L.C.: Nashville is a much more “fiscally friendly” environment for new businesses than New York or Los Angeles. Plus, Nashville hasn’t lost its “it” factor: outsiders are still feeling the draw of our creative culture. The demographic that drives shopping trends here is a young one, made up of shoppers in their 20s and 30s. They are conscious consumers, with many dedicated to shopping in responsible and sustainable ways. They try to buy local and focus on craftsmanship and goods that are made in America.
WWD: How do you predict the retail market will evolve in Nashville in the coming 12-18 months?
L.C.: Like many secondary cities in the U.S., Nashville is revisiting its urban core. There’s a real push to make it easier to access our downtown amenities, including entertainment venues, the vibrant hotel scene and new shopping options. We’re going to see many more stores landing downtown, as dozens of new luxury hotels and apartment complexes open there, many with street-level retail space. One example of this is Keep Shop, the multibrand, locally focused store I’m curating in Noelle, a new hotel in the heart of downtown’s business district.
WWD: What does Keep Shop represent of Nashville’s larger market?
L.C.: We have always envisioned Keep Shop as a microcosm of the most interesting things happening in retail right now, in Nashville or anywhere else. The goal in my curation has been to create an intriguing and evolving mix of product that appeals to both locals and hotel guests who aspire to shop like a native Nashvillian.
Keep Shop is very focused on local talent. I’ve been working for over a year with our city’s top designers, artists and makers to produce exclusive products that will only be sold in our store. Additionally, we’ve gathered an eclectic assortment of men’s and women’s clothing, accessories, jewelry, home goods, publications and apothecary that’s catered to a “creative Nashville aesthetic.” We’re all about the mix at Keep Shop.

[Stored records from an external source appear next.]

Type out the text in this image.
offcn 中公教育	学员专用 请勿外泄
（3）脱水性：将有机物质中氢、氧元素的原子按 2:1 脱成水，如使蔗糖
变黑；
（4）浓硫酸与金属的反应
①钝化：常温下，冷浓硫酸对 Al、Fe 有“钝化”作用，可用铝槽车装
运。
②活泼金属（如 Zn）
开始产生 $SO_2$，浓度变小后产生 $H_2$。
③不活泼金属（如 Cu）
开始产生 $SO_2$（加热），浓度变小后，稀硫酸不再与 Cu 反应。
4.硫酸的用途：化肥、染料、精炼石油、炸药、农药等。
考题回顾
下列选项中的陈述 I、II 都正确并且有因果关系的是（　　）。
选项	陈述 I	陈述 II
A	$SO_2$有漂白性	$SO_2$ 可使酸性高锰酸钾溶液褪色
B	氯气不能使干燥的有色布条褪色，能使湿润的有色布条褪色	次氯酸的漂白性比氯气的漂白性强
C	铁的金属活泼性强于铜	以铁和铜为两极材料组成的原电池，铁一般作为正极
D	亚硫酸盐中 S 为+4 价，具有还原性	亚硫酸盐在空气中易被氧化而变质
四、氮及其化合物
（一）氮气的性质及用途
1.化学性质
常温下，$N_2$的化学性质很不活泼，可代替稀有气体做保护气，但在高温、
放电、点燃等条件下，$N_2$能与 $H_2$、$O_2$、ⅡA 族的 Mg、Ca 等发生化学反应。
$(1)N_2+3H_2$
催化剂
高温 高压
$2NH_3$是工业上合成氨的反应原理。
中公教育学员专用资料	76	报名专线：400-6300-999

WWD: What has you the most excited in terms of retail and fashion developments lately in Nashville?
L.C.: I love how there seems to be very little divide between fashion and interiors at this point in time. One of my favorite Nashville boutiques is Wilder, a design-driven store that sells predominately home goods, but also finds cool ways to support visual and performing artists and emerging fashion designers.